S’appuyant sur les Évangiles, qui mettent en rapport la Crucifixion de Jésus le Vendredi Saint, puis la destruction de Jérusalem quarante ans plus tard, et enfin la destruction de Rome et le Jugement dernier à la fin des temps, Gaston Georgel affecte au cycle christique une durée de 2000 ans (à partir de la Crucifixion).

Il évoque l’hypothèse du cardinal Nicolas de Cues, qui, à partir du nombre jubilaire 50 (dans lequel saint Augustin voyait la « perfection de la récompense ») proposait une durée de 2500 ans (50 x 50). Ce nombre est associé à la Pentecôte (cinquante jours après Pâques – alors que l’Ascension se situe quarante jours après Pâques, nombre de l’épreuve) ainsi qu’au jubilé juif au terme duquel les dettes étaient remises et les prisonniers rendus à la liberté, ce qui symbolisait le retour de l’Age d’Or.

Gaston Georgel assimile ainsi le cycle christique tout entier à un grand jubilé de cinquante fois quarante ans.


Notons qu’au début du cycle, 40 ans après la Crucifixion a lieu la destruction de Jérusalem (en l’an 70). A la fin du cycle, 40 ans avant 2030 nous avons la Chute du Mur de Berlin – et la clôture des 72 ans du Jour de Yahvé.

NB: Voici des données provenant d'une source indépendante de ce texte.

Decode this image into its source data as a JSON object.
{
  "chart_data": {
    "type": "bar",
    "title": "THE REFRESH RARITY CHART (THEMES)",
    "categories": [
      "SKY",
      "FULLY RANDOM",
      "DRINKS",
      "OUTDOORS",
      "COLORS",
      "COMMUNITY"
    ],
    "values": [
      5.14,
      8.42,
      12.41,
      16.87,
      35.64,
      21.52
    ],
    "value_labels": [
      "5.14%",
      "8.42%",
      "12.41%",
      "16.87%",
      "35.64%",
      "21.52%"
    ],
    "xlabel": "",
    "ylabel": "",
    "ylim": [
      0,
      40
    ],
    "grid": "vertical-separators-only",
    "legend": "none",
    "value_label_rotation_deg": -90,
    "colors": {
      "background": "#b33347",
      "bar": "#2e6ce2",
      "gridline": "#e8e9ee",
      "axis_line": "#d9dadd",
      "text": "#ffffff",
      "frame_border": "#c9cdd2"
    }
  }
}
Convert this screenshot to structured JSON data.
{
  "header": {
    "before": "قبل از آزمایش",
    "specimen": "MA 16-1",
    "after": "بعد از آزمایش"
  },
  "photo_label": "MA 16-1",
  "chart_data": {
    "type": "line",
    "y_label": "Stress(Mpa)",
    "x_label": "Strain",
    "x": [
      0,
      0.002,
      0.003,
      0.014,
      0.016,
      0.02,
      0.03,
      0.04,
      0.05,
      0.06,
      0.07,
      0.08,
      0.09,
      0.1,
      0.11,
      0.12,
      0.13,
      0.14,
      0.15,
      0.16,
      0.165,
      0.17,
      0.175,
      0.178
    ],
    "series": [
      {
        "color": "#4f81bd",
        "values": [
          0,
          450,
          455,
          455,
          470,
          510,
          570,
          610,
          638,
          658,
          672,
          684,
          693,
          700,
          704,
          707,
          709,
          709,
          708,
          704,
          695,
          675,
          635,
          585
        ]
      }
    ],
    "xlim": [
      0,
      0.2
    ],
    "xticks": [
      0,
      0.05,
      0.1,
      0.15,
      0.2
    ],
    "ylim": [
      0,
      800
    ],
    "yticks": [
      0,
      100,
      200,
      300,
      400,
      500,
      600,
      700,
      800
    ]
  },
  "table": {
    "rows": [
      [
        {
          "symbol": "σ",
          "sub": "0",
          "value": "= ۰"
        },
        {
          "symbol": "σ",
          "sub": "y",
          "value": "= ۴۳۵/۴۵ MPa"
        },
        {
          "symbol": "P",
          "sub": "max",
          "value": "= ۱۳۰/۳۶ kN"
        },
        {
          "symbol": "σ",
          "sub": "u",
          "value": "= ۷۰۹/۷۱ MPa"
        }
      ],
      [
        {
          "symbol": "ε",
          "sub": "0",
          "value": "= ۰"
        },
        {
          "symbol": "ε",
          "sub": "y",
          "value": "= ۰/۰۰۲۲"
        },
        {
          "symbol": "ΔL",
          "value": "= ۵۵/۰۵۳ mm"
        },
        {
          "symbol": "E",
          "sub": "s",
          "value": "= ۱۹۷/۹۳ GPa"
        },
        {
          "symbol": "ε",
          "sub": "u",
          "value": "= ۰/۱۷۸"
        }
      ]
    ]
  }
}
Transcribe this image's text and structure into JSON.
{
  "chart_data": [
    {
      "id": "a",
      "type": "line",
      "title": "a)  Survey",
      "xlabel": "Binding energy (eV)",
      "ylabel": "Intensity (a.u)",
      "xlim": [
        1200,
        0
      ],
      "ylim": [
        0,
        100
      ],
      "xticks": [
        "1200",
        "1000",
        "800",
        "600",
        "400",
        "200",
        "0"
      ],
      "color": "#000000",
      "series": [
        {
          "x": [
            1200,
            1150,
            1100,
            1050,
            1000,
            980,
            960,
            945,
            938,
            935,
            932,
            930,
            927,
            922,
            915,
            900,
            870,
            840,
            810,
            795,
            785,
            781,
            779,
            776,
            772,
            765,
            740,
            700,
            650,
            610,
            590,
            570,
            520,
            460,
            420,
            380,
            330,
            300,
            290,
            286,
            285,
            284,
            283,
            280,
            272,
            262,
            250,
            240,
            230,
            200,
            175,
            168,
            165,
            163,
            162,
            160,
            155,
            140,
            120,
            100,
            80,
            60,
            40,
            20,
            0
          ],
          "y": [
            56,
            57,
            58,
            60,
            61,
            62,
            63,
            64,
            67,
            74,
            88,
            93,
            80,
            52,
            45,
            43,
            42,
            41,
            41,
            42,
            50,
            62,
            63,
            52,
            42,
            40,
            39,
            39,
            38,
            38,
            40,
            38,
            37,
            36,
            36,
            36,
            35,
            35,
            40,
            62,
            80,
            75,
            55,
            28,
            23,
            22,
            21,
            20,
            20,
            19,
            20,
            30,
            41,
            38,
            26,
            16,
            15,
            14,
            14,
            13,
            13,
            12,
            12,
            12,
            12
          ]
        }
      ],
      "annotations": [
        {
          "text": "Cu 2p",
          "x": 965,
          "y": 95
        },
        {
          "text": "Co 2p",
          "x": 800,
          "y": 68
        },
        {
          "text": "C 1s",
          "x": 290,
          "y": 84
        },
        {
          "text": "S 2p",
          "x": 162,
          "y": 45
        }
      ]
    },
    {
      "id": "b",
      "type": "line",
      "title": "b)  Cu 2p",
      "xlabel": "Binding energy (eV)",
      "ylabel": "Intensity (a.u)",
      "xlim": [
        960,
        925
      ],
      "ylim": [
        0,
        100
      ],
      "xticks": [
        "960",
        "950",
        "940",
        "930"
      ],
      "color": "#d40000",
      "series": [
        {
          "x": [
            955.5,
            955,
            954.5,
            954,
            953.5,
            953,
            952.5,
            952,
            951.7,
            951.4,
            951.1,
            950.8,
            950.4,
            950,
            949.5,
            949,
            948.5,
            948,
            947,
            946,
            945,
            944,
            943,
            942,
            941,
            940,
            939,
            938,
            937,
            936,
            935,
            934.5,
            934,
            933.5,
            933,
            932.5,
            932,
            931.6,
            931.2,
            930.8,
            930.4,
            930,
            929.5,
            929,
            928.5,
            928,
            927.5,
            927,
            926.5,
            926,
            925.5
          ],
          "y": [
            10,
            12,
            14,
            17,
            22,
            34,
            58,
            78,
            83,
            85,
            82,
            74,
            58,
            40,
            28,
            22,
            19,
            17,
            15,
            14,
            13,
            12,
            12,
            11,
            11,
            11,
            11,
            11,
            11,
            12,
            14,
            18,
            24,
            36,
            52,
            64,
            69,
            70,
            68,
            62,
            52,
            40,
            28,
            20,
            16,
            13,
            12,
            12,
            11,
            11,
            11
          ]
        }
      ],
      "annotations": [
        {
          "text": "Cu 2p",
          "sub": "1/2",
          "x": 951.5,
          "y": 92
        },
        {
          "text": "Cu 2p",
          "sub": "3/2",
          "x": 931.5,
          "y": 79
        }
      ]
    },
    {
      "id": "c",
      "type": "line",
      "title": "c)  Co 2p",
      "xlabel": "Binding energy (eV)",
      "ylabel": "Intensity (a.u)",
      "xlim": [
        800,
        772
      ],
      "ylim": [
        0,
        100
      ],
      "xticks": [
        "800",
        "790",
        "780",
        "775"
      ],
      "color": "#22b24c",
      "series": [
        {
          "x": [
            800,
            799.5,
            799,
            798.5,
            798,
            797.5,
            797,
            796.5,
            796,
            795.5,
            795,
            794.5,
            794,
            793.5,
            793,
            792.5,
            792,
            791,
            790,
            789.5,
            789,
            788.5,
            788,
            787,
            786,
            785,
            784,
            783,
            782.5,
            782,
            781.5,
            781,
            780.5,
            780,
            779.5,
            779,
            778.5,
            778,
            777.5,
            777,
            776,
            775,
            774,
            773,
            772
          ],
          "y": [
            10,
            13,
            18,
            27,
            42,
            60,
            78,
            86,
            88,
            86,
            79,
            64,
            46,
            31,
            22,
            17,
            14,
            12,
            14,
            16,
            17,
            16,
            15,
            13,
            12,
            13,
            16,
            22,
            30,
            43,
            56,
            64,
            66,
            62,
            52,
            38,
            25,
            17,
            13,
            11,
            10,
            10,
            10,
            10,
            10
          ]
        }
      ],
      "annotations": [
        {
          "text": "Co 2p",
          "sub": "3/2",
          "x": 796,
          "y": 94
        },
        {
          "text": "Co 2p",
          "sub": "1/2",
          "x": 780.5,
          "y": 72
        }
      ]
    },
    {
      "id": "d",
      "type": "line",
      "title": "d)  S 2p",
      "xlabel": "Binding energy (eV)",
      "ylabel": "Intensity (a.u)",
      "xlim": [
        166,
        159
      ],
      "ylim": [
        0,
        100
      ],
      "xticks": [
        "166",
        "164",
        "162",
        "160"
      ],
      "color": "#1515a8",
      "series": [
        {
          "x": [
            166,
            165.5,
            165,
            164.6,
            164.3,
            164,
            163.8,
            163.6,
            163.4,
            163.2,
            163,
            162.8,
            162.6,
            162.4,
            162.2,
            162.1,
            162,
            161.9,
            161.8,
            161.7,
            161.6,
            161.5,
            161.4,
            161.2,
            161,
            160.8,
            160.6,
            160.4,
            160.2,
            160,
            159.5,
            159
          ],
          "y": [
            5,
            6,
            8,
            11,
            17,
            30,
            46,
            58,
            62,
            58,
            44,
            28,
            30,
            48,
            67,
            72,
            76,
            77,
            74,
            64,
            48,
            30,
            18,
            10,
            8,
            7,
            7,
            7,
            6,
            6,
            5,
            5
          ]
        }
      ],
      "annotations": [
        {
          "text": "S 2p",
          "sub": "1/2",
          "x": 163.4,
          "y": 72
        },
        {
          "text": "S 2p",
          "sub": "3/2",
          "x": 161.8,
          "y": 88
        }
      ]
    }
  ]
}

Puis Gaston Georgel évoque la célèbre prophétie des Papes, dite aussi Prophétie de saint Malachie, à laquelle Raoul Auclair a consacré un de ses livres (paru en 1969). On sait que ce texte, attribué à saint Malachie, contemporain et disciple de saint Bernard, énumère, à partir de Célestin II (1143-1144), une liste de cent onze devises papales successives. Le précédent pape, Jean-Paul II était associé à la devise « De labore solis », et le pape Benoît XVI à la devise « De gloria olivae ». Après devrait régner Pierre le Romain, qui sera le dernier pontife de l’histoire. Une série de médaillons présente la suite des pontifes romains au haut d’une frise qui fait le tour du vaste quadrilatère de la basilique Saint-Paul-hors-les-murs à Rome ; il était très impressionnant de voir, tout à la fin du pontificat de Jean-Paul II, les deux dernières places encore vides… Raoul Auclair a mis en évidence que la 73e devise (« Axis in medietate signi ») indique le milieu chronologique de la prophétie ; cette devise est associé à Sixte Quint, dont le milieu du règne tombe en 1587. Entre le départ de la prophétie (1143) et 1587, il s’est écoulé 444 ans ( 4 x 111 ans) ; on peut en conclure que la fin doit se situer 444 ans après 1587, soit en 2031.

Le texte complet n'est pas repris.